At Manna House I have come to know some saints over the years. In their life times I would guess few of them would have been considered prime candidates for sainthood. Saints are people of faith who were particularly exemplary in their lives, those to whom we turn for inspiration and edification. They are God’s “holy ones” who share with us something of God’s presence and power, something of God’s love and life-giving and liberating Spirit. They incarnate Christ for us in this time and place. None of this should be taken to suggest that they were perfect or without faults and failings (no human is perfect and the desire for perfection is more destructive than helpful). Still, they helped us along the path of faith, they were guides for the journey of discipleship.

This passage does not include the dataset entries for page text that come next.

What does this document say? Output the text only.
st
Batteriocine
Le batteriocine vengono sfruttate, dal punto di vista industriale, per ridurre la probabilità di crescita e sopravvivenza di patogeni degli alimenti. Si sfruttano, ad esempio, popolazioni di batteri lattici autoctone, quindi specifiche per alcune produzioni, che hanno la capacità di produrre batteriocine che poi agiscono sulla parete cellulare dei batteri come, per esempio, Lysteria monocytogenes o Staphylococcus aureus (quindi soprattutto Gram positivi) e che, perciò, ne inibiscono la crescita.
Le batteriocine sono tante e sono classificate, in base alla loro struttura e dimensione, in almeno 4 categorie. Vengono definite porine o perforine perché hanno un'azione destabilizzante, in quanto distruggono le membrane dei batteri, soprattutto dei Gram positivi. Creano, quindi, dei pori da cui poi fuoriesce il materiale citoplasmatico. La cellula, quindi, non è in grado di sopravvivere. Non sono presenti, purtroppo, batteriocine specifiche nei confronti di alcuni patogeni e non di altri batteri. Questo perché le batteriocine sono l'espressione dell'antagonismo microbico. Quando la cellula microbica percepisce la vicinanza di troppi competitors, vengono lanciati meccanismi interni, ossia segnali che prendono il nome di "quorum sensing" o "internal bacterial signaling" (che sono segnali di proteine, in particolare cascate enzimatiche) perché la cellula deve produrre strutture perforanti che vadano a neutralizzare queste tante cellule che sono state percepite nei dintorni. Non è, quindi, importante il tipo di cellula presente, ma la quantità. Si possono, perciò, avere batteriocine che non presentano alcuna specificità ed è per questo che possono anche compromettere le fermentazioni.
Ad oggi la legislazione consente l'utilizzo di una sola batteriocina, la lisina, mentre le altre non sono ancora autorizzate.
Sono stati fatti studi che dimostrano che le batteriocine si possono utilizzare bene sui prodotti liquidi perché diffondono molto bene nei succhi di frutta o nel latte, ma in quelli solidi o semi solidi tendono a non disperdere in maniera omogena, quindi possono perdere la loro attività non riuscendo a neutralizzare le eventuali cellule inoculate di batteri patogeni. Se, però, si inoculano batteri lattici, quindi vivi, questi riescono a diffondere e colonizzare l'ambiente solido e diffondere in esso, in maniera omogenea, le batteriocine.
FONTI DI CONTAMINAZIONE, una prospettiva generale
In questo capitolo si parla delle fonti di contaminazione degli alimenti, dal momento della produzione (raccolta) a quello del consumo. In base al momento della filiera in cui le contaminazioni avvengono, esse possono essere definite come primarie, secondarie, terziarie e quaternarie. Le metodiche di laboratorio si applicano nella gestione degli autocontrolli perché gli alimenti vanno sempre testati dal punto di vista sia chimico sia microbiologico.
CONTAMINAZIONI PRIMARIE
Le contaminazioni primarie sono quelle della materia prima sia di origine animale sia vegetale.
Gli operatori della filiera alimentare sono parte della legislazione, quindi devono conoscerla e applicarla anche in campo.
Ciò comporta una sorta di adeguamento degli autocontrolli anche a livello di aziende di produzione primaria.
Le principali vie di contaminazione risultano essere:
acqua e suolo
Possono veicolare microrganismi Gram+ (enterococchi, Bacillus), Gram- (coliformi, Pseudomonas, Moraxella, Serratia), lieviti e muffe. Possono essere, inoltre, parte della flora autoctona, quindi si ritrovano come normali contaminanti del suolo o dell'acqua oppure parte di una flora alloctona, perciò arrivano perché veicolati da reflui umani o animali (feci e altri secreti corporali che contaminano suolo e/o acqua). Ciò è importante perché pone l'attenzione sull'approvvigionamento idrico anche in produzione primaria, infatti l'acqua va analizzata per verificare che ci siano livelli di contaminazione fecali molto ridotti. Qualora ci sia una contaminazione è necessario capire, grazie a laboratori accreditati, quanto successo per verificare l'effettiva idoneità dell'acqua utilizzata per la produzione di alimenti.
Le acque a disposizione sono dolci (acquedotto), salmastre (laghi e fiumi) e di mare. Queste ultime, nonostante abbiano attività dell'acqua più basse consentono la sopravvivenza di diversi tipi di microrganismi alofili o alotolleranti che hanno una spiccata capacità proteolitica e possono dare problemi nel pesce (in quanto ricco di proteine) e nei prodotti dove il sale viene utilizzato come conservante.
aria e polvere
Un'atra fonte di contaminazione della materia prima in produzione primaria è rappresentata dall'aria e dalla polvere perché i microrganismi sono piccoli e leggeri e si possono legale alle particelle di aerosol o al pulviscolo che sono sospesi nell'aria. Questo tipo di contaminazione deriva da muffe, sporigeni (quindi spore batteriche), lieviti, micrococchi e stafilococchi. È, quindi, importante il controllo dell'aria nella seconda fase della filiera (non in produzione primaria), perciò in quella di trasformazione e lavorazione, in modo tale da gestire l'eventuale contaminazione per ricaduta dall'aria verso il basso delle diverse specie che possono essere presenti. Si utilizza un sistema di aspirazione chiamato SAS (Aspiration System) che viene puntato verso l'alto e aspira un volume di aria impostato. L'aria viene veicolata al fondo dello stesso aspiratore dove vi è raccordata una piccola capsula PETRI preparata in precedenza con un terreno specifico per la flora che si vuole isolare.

Sarah, Abe, and Tyler constitute a holy trinity of founding saints for Manna House. A Native American woman, a white man, and a black man. They each brought to Manna House in its earliest days a spirit of welcome, of humor, and of willingness to forgive. The small group of people who formed Manna House talked with them and we learned from them what people on the streets thought was needed in the neighborhood around Sacred Heart Catholic Church.
Just down the street from the church was the St. Vincent de Paul Food Mission, known as “the radio station” because at that time it was in an old radio station building. Just up the street from the church was “Friends for Life” ministering to people with HIV/AIDS, a day labor business, and a shelter. (The day labor place and the shelter are both gone now). To the west was the VA and the Med (now Region One). To the east were many low income apartment buildings (now a massive empty field).
They told us, “We need a place where we won’t be bothered, where we’ll feel welcomed.” “We need a place,” they said, “where we can sit and talk and enjoy a cup of coffee.” They also told us, “We need a place to shower and to get a change of clothes, and maybe a few other things.” So Manna House was born as a sanctuary for people from the streets. It is a place to get coffee (or water) and relax with friends. It is a place for showers, and “socks and hygiene,” and once a week a meal, and once a month a foot clinic. They taught us what was needed.
All three of them had a sense of humor. They easily laughed, at their own foibles, and the silliness that sometimes bubbles up out from the absurdity of homelessness. Sarah, as an amputee, would ask a new volunteer for shoes. Abe would tell stories that had life lessons wrapped around incredible series of unfortunate events. Tyler had a quiet comic sense, ready to smile at some quirk he observed in himself or others.
Sarah would hold court from her wheelchair, sitting in the middle of the house. She knew everybody and everybody knew her. Tyler and Abe were not exactly retiring in their personalities, but both seemed more comfortable from the corners than at the center of a room. Still, they were known quantities in the neighborhood, fixtures in the Claybrook and Cleveland cast of characters. All three could be rascals, mischievous to the point of trouble (ok, even into trouble from time to time). But all three had expansive hearts, ready to share and to help and to support those who came to them in need.
I will never forget Abe jumping in to help me dig a ditch for our new waterline after I had punctured the old line with a misapplied pick axe. He dug with me for hours, on a hot and humid day. I would have never finished without him. Tyler was known for finding treasures in other people’s trash and then sharing them with people in need on the streets. Sarah held people together with her charisma. When she entered a room the placed lighted up.
All three of them are dead now. As I thought of them today, I had to sing,
For all the saints, who from their labors rest,
Who Thee by faith before the world confessed,
Thy Name, O Jesus, be forever blessed.
Thou wast their Rock, their Fortress and their Might;
Thou, Lord, their Captain in the well fought fight;
Thou, in the darkness drear, their one true Light.
O blest communion, fellowship divine!
We feebly struggle, they in glory shine;
Yet all are one in Thee, for all are Thine.